The rules were celebrated by many companies, but proxy advisors and their investor clients criticized the proposal process, took issue with the Commission’s statutory authority, and felt that the substance of the rules would delay and impair the proxy voting process. This, in turn, made some companies worry that the proxy voting timeline would become even more compressed. As mentioned in yesterday’s Staff statement, ISS even sued the SEC over its efforts to regulate the industry, and appeared to be moving forward with that proceeding as recently as last August.
In light of those issues and the fact that the compliance date has not yet arrived, I’ve been wondering whether we’d see some steps to unwind (or not defend) the rules. Some are pondering whether this is the beginning of a trend of “back & forth” rulemaking, which would create uncertainty.
Commissioners Hester Peirce and Elad Roisman issued a response to Chair Gensler’s statement yesterday, saying that the 2020 rules were the result of an unassailable process and that there is no data yet to evaluate whether the rules work in practice. Meanwhile, CII called yesterday’s directive “Christmas in June for investors.”
The premise of one of my favorite parenting books is that standard negotiation techniques – logic, bribes, threats – aren’t going to deliver when it’s 8pm and my 3-year-old has been refusing to leave the playground for the last 45 minutes. In that situation, the only way out is to use a Jedi mind trick to reverse engineer and validate his deepest desires, and make the ride home even more magical and exciting than another trip down the 2-story slide.

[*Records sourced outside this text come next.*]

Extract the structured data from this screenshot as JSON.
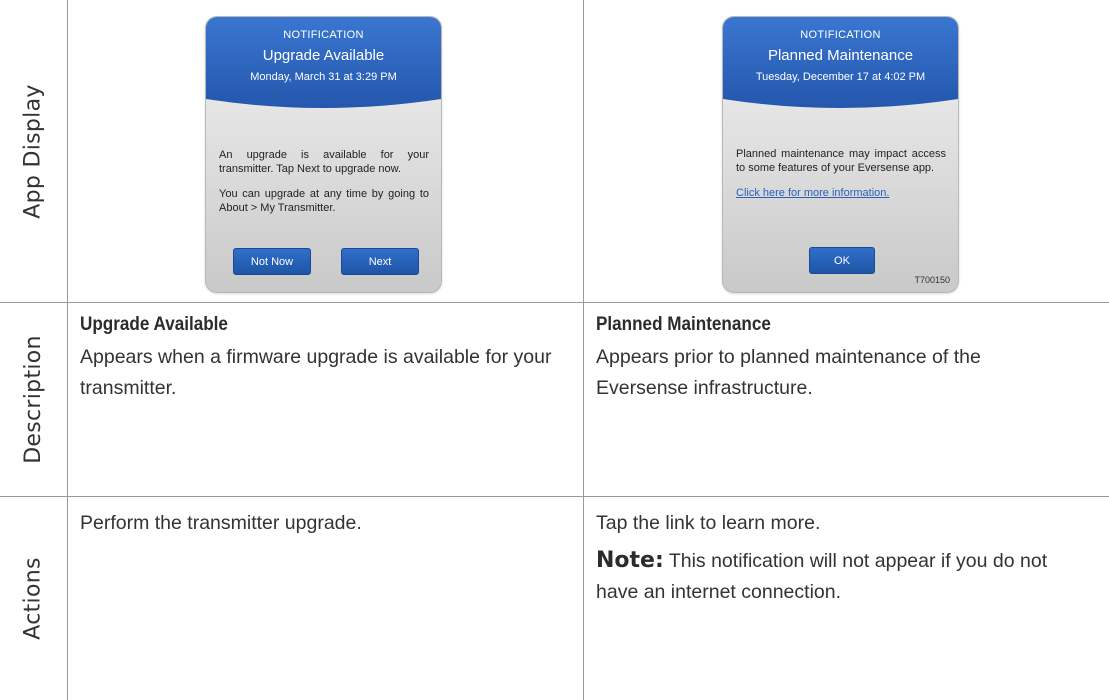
{
  "rows": {
    "app_display": "App Display",
    "description": "Description",
    "actions": "Actions"
  },
  "left": {
    "card": {
      "kicker": "NOTIFICATION",
      "title": "Upgrade Available",
      "date": "Monday, March 31 at 3:29 PM",
      "para1": "An upgrade is available for your transmitter. Tap Next to upgrade now.",
      "para2": "You can upgrade at any time by going to About > My Transmitter.",
      "button1": "Not Now",
      "button2": "Next"
    },
    "desc_title": "Upgrade Available",
    "desc_text": "Appears when a firmware upgrade is available for your transmitter.",
    "action_text": "Perform the transmitter upgrade."
  },
  "right": {
    "card": {
      "kicker": "NOTIFICATION",
      "title": "Planned Maintenance",
      "date": "Tuesday, December 17 at 4:02 PM",
      "para1": "Planned maintenance may impact access to some features of your Eversense app.",
      "link": "Click here for more information.",
      "button": "OK",
      "code": "T700150"
    },
    "desc_title": "Planned Maintenance",
    "desc_text": "Appears prior to planned maintenance of the Eversense infrastructure.",
    "action_text": "Tap the link to learn more.",
    "note_label": "Note:",
    "note_text": " This notification will not appear if you do not have an internet connection."
  },
  "colors": {
    "header_blue": "#2d66c0",
    "button_blue": "#2a64bd",
    "link_blue": "#2a62b8"
  }
}
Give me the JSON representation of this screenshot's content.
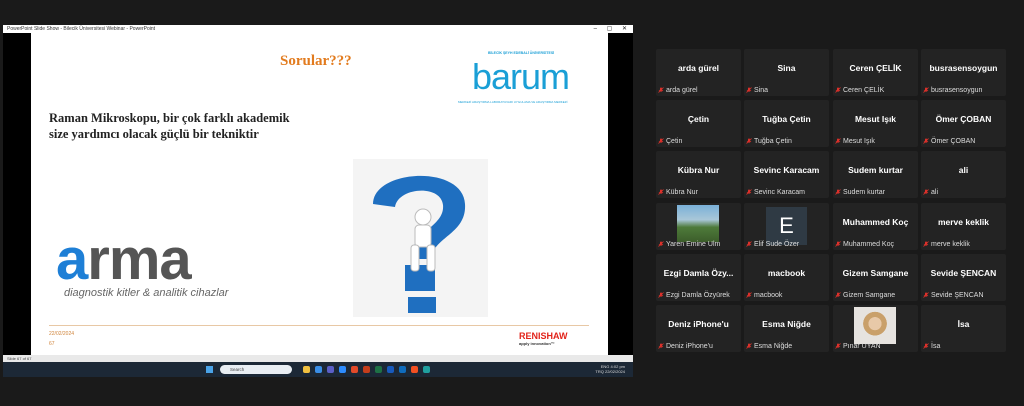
{
  "powerpoint": {
    "title_bar": "PowerPoint Slide Show - Bilecik Üniversitesi Webinar - PowerPoint",
    "status_bar": "Slide 67 of 67"
  },
  "slide": {
    "heading": "Sorular???",
    "body_line1": "Raman Mikroskopu, bir çok farklı akademik",
    "body_line2": "size yardımcı olacak güçlü bir tekniktir",
    "barum_subtitle": "BİLECİK ŞEYH EDEBALİ ÜNİVERSİTESİ",
    "barum_word": "barum",
    "barum_caption": "MERKEZİ ARAŞTIRMA LABORATUVARI UYGULAMA VE ARAŞTIRMA MERKEZİ",
    "arma_logo_rest": "rma",
    "arma_logo_a": "a",
    "arma_tagline": "diagnostik kitler & analitik cihazlar",
    "date": "22/02/2024",
    "page_number": "67",
    "renishaw": "RENISHAW",
    "renishaw_tagline": "apply innovation™"
  },
  "taskbar": {
    "search_placeholder": "Search",
    "tray_lang": "ENG",
    "tray_region": "TRQ",
    "tray_time": "4:02 pm",
    "tray_date": "22/02/2024"
  },
  "participants": [
    {
      "display": "arda gürel",
      "label": "arda gürel"
    },
    {
      "display": "Sina",
      "label": "Sina"
    },
    {
      "display": "Ceren ÇELİK",
      "label": "Ceren ÇELİK"
    },
    {
      "display": "busrasensoygun",
      "label": "busrasensoygun"
    },
    {
      "display": "Çetin",
      "label": "Çetin"
    },
    {
      "display": "Tuğba Çetin",
      "label": "Tuğba Çetin"
    },
    {
      "display": "Mesut Işık",
      "label": "Mesut Işık"
    },
    {
      "display": "Ömer ÇOBAN",
      "label": "Ömer ÇOBAN"
    },
    {
      "display": "Kübra Nur",
      "label": "Kübra Nur"
    },
    {
      "display": "Sevinc Karacam",
      "label": "Sevinc Karacam"
    },
    {
      "display": "Sudem kurtar",
      "label": "Sudem kurtar"
    },
    {
      "display": "ali",
      "label": "ali"
    },
    {
      "display": "",
      "label": "Yaren Emine Ulm"
    },
    {
      "display": "E",
      "label": "Elif Sude Özer"
    },
    {
      "display": "Muhammed Koç",
      "label": "Muhammed Koç"
    },
    {
      "display": "merve keklik",
      "label": "merve keklik"
    },
    {
      "display": "Ezgi Damla Özy...",
      "label": "Ezgi Damla Özyürek"
    },
    {
      "display": "macbook",
      "label": "macbook"
    },
    {
      "display": "Gizem Samgane",
      "label": "Gizem Samgane"
    },
    {
      "display": "Sevide ŞENCAN",
      "label": "Sevide ŞENCAN"
    },
    {
      "display": "Deniz iPhone'u",
      "label": "Deniz iPhone'u"
    },
    {
      "display": "Esma Niğde",
      "label": "Esma Niğde"
    },
    {
      "display": "",
      "label": "Pınar UYAN"
    },
    {
      "display": "İsa",
      "label": "İsa"
    }
  ],
  "colors": {
    "accent_orange": "#e27b1e",
    "barum_blue": "#1a9fd6",
    "mute_red": "#e0312b"
  }
}
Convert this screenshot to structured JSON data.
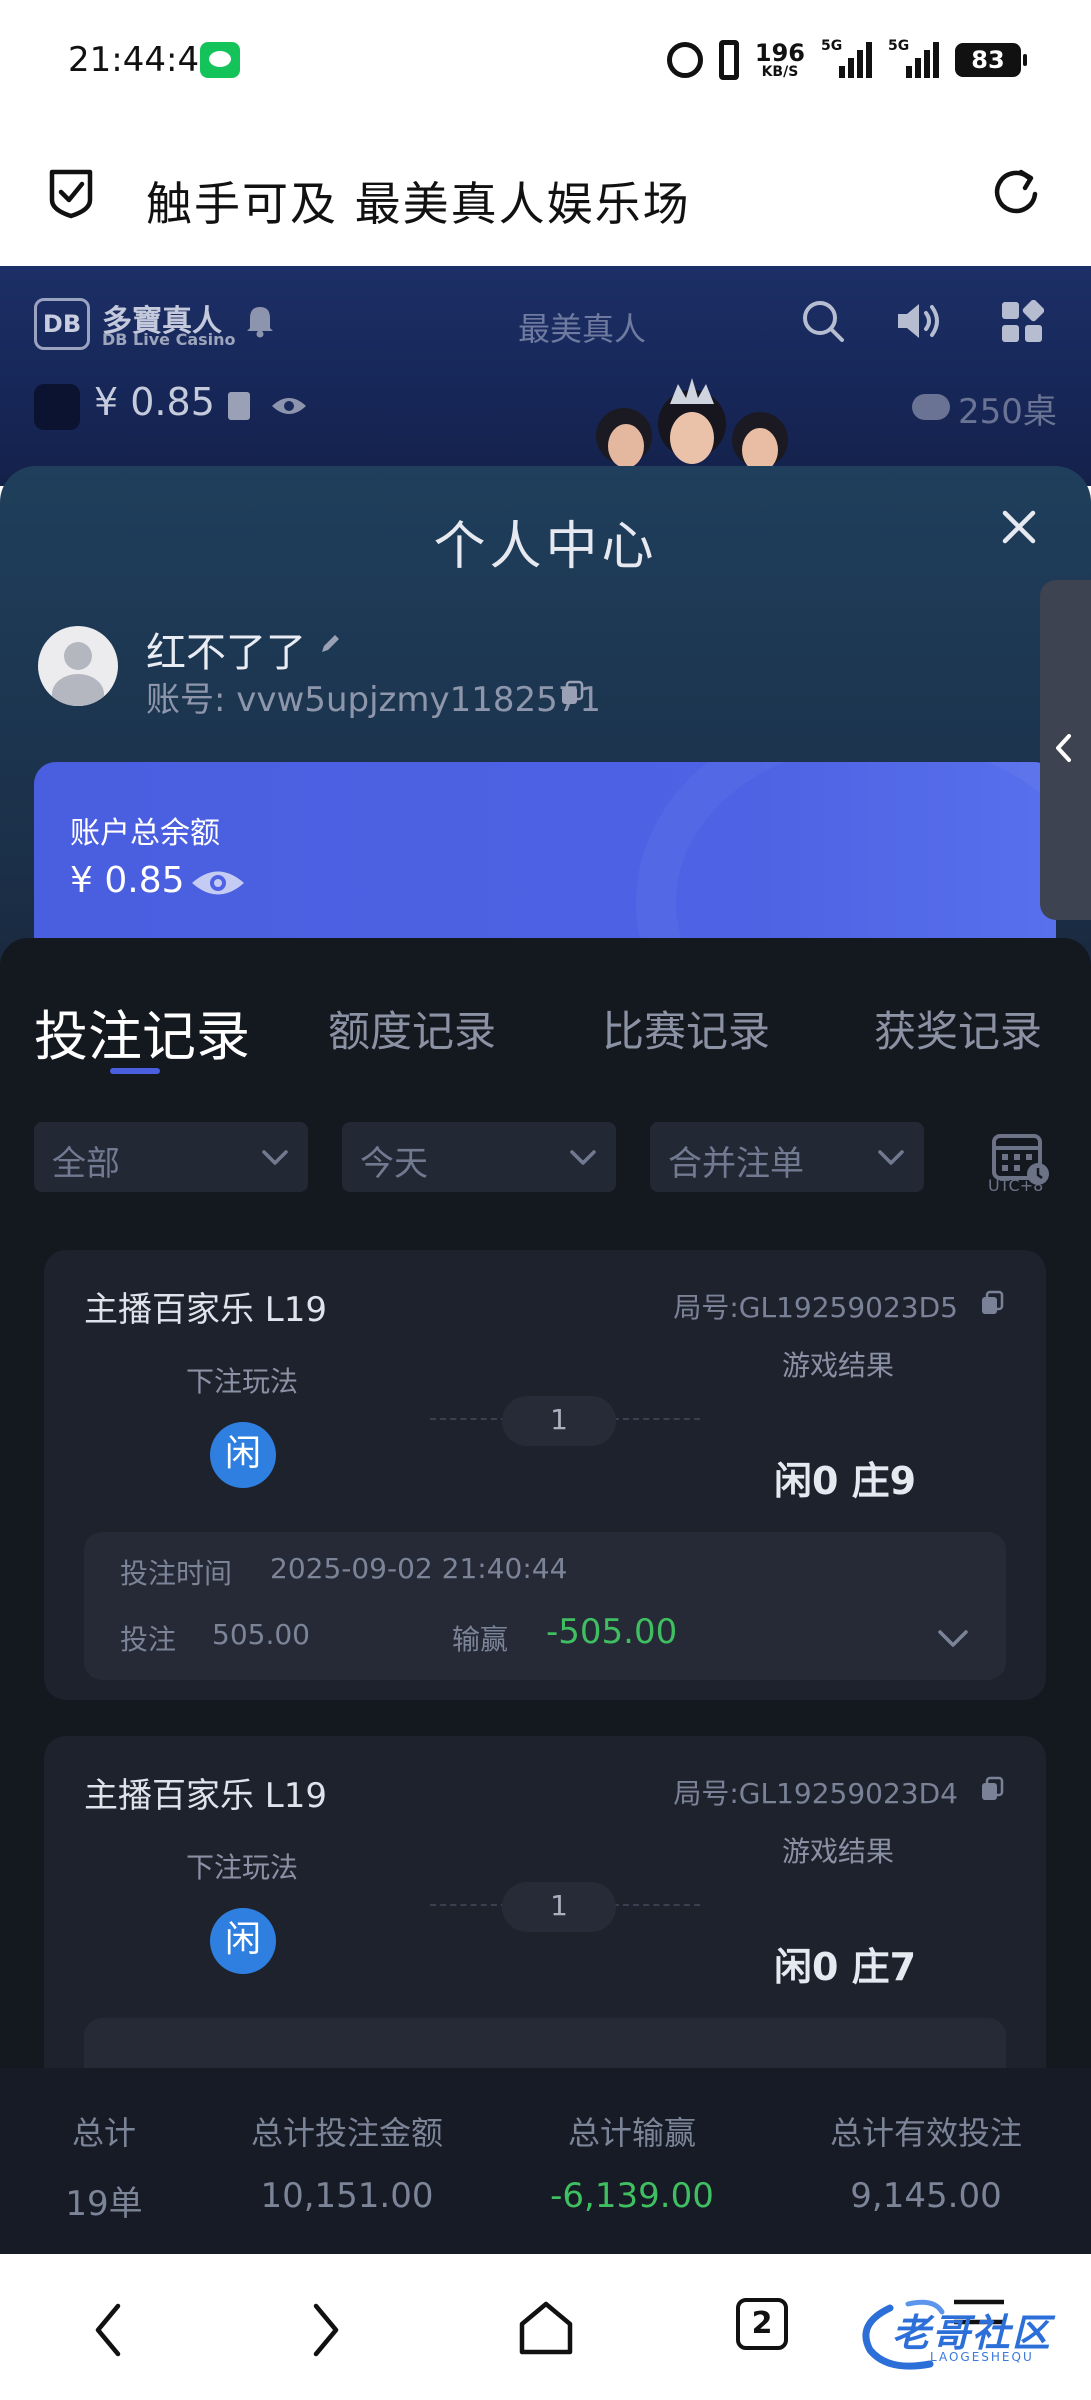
{
  "status_bar": {
    "time": "21:44:48",
    "net_speed": "196",
    "net_unit": "KB/S",
    "signal1": "5G",
    "signal2": "5G",
    "battery": "83"
  },
  "browser": {
    "title": "触手可及 最美真人娱乐场"
  },
  "game_header": {
    "logo": "DB",
    "brand": "多寶真人",
    "brand_sub": "DB Live Casino",
    "center_text": "最美真人",
    "balance": "¥ 0.85",
    "tables": "250桌"
  },
  "panel": {
    "title": "个人中心",
    "user_name": "红不了了",
    "account": "账号: vvw5upjzmy1182571",
    "balance_label": "账户总余额",
    "balance_amount": "¥ 0.85",
    "tabs": [
      "投注记录",
      "额度记录",
      "比赛记录",
      "获奖记录"
    ],
    "filters": [
      "全部",
      "今天",
      "合并注单"
    ],
    "timezone": "UTC+8"
  },
  "records": [
    {
      "game": "主播百家乐 L19",
      "round": "局号:GL19259023D5",
      "bet_label": "下注玩法",
      "bet_type": "闲",
      "count": "1",
      "result_label": "游戏结果",
      "result": "闲0 庄9",
      "time_label": "投注时间",
      "time": "2025-09-02 21:40:44",
      "bet_amount_label": "投注",
      "bet_amount": "505.00",
      "winloss_label": "输赢",
      "winloss": "-505.00"
    },
    {
      "game": "主播百家乐 L19",
      "round": "局号:GL19259023D4",
      "bet_label": "下注玩法",
      "bet_type": "闲",
      "count": "1",
      "result_label": "游戏结果",
      "result": "闲0 庄7"
    }
  ],
  "totals": {
    "labels": [
      "总计",
      "总计投注金额",
      "总计输赢",
      "总计有效投注"
    ],
    "values": [
      "19单",
      "10,151.00",
      "-6,139.00",
      "9,145.00"
    ]
  },
  "navbar": {
    "tab_count": "2"
  },
  "watermark": {
    "text": "老哥社区",
    "sub": "LAOGESHEQU"
  },
  "colors": {
    "accent": "#4a5ee0",
    "bet_chip": "#2e7fe0",
    "negative": "#3fbf61"
  }
}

It seems like that’s kind of the position that the SEC finds itself in with Elon Musk, especially after reading this WSJ article yesterday about the Enforcement Division’s attempts to follow up on tweets that the Commission believed went against its 2018 settlement with the Technoking. Here’s an excerpt:
From the start, the social-media policy was difficult for the SEC to enforce. The SEC accused Mr. Musk of violating the rules in February 2019 and asked a Manhattan federal court to consider holding him in contempt. The judge signaled she wanted the two sides to settle the dispute and they agreed to modify the policy by clarifying which topics required pre-approval. Those were identified as including communications about production figures, new business lines and the company’s financial condition.
Within months, the SEC was writing Tesla again, questioning a tweet Mr. Musk wrote on July 29, 2019, that stated: “Spooling up production line rapidly. Hoping to manufacture ~1000 solar roofs/week by end of this year.”
It’s not surprising that this notion of “pre-clearing” tweets isn’t playing out smoothly – the question all along has been, what can the SEC do about it? The WSJ says that the latest dispute, over a May 2020 tweet, appears to have ended in a stalemate. The Enforcement Division encouraged the company to apply its disclosure controls & procedures, Tesla said it hadn’t done anything wrong, the SEC threatened to go back to court, and nothing happened.
Yes, the SEC is still working through the permissible ways for companies to use social media. The board and Elon are also defendants in shareholder suits because of these tweets. Maybe for this high-profile CEO, someone also needs to find a way to make compliance as fun as public taunting.